Configuration list above, nginx requested CPU resource size is 200m, which means that a CPU core is sufficient for nginx is running the fastest way to where it is desirable for the available memory size 128Mi, will not necessarily use such actual operation more resources. Considering the type of memory resources, the possibility will be killed in the presence of OOM killer run time exceeds the specified size, so the request over the upper limit value belongs memory used.
Resource constraints, for example:
Container resource needs only to ensure the least amount of resources needed to run the container, but does not limit the upper limit of its available resources. When there Bug application, but also could lead to long-term occupation of system resources, which requires additional attribute limits the maximum amount of container defined resource use. CPU belongs compressible resources that can be freely adjusted. The memory belongs to the hard-limiting resource, when the process for allocation of over limit attribute defines the memory size, the Pod OOM killer will be killed. as follows:
[root@k8s-master ~]# vim memleak-pod.yaml
apiVersion: v1
kind: Pod
metadata:
name: memleak-pod
labels:
app: memleak
spec:
containers:
- name: simmemleak
image: saadali / simmemleak
resources:
requests:
memory: "64Mi"
cpu: "1"
limits:
memory: "64Mi"
cpu: "1"
[root@k8s-master ~]# kubectl apply -f memleak-pod.yaml
pod/memleak-pod created
[root@k8s-master ~]# kubectl get pods -l app=memleak
NAME READY STATUS RESTARTS AGE
memleak-pod 0/1 OOMKilled 2 12s
[root@k8s-master ~]# kubectl get pods -l app=memleak
NAME READY STATUS RESTARTS AGE
memleak under-28s 2 0/1 CrashLoopBackOff
Pod default resource restart policy for Always, because of memory limitations in memleak termination will restart immediately, at which point the Pod will be killed OOM killer, repeated many times since the memory resource depletion would trigger the restart delay restart Kunernetes system, each reboot time times will continue to lengthen, to see behind the Pod status is usually "CrashLoopBackOff".

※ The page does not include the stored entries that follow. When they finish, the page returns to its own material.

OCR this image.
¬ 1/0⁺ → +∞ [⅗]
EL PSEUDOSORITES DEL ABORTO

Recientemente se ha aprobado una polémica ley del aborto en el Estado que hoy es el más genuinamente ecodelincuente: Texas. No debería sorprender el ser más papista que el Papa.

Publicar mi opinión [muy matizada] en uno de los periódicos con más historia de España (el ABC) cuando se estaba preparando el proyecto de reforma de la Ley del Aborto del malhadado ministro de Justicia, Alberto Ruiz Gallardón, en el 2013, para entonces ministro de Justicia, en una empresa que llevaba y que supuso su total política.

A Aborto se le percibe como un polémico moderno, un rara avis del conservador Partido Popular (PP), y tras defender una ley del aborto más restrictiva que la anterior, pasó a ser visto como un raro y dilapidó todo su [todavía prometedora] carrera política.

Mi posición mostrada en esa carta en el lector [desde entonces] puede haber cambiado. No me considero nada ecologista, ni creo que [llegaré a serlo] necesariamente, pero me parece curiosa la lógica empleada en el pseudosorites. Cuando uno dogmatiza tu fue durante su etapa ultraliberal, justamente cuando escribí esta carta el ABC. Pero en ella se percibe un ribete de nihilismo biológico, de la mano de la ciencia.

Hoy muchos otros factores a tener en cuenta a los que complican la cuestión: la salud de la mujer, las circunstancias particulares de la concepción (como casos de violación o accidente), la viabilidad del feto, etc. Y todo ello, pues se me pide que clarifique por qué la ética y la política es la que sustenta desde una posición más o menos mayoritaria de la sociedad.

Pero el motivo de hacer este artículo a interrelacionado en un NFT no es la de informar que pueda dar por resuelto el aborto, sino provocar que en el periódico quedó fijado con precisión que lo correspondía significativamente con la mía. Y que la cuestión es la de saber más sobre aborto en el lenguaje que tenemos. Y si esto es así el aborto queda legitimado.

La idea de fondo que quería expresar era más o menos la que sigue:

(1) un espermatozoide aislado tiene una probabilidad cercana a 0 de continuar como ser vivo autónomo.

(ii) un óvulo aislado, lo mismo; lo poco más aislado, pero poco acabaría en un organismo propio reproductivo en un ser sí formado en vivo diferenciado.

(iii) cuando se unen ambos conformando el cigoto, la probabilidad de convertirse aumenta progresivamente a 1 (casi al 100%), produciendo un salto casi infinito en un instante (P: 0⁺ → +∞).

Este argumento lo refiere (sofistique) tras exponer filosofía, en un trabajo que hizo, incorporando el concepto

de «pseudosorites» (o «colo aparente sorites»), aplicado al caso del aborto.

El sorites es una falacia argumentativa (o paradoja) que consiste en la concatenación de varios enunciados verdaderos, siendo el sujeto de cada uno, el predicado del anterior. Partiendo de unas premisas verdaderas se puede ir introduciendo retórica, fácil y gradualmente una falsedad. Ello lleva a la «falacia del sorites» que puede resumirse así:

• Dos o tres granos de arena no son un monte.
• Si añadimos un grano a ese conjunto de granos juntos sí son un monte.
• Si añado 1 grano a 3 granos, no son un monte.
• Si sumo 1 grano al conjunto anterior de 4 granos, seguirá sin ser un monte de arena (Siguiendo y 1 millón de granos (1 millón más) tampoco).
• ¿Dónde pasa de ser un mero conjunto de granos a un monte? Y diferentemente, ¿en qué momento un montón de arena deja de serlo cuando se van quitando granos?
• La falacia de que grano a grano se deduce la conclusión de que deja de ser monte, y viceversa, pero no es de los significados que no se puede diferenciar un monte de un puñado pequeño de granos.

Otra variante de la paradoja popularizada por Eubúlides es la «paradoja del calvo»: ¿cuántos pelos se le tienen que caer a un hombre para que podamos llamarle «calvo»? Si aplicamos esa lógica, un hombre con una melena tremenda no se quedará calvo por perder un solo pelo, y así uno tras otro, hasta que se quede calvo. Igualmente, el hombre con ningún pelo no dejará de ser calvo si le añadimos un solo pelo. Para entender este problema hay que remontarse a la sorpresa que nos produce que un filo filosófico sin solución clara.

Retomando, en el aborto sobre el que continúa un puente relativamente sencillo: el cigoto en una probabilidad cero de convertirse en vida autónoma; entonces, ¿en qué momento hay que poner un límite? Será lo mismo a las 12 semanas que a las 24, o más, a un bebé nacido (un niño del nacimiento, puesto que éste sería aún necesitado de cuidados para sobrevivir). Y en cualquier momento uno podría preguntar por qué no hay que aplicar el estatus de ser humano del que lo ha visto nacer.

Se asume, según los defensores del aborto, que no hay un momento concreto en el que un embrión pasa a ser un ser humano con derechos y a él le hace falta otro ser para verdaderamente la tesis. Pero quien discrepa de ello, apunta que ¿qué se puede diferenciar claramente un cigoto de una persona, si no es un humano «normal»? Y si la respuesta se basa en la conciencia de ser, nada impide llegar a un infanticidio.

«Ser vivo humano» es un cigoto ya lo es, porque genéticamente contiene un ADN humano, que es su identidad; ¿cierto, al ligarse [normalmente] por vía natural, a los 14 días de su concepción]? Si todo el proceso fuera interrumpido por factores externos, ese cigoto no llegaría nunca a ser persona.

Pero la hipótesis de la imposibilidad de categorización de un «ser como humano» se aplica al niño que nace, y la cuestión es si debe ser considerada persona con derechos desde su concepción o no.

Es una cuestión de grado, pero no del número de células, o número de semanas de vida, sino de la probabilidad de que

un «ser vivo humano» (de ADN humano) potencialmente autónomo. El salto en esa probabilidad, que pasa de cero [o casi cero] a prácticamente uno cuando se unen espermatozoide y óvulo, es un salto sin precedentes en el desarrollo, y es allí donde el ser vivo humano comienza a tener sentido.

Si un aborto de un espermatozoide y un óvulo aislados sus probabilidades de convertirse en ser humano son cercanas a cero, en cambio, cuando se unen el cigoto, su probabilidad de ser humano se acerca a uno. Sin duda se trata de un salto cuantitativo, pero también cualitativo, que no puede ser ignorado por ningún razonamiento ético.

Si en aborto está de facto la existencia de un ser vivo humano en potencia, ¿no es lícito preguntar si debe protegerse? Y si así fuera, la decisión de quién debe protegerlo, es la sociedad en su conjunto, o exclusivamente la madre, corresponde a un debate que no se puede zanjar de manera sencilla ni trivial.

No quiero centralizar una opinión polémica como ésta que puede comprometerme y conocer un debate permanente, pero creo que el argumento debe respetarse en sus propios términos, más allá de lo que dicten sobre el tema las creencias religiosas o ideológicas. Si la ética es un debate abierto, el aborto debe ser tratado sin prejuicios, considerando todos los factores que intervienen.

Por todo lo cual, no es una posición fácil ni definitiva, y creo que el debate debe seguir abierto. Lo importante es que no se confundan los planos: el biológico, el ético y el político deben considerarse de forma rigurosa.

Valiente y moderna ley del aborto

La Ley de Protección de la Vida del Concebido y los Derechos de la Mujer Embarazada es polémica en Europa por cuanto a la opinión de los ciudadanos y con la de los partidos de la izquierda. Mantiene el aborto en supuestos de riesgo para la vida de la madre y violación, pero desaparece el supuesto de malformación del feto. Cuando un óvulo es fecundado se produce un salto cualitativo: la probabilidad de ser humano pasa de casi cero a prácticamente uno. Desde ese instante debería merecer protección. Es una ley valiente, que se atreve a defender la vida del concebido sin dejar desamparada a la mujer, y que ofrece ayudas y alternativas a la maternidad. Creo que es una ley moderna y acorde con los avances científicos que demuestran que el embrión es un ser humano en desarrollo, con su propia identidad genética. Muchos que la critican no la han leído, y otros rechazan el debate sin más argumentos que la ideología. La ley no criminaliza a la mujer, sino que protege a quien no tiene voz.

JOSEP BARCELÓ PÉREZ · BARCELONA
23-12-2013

There is also need to be clear that, in a Kubernetes cluster, many running Pod, then when the resource nodes are unable to meet multiple objects using the Pod, is in accordance with what order to terminate the Pod objects? ?
Kubernetes are themselves unable to judge the need for the aid of the priority object determination Pod Pod termination of priorities. Pod according to requests and object attributes limits, Kubernetes Pod objects into the service quality of three categories:
Guaranteed: each container is provided with the same properties for requests and limits CPU and memory resources Pod automatically belong to this category, belonging to the highest priority.
Burstable: at least one container is provided requests the CPU or memory properties, Guaranteed single category does not satisfy the requirements of the resources attributed to the category, a medium priority.
BestEffort: container is provided requests are not any properties and attributes Pod resource limits, automatically attributed to the category, among the lowest levels.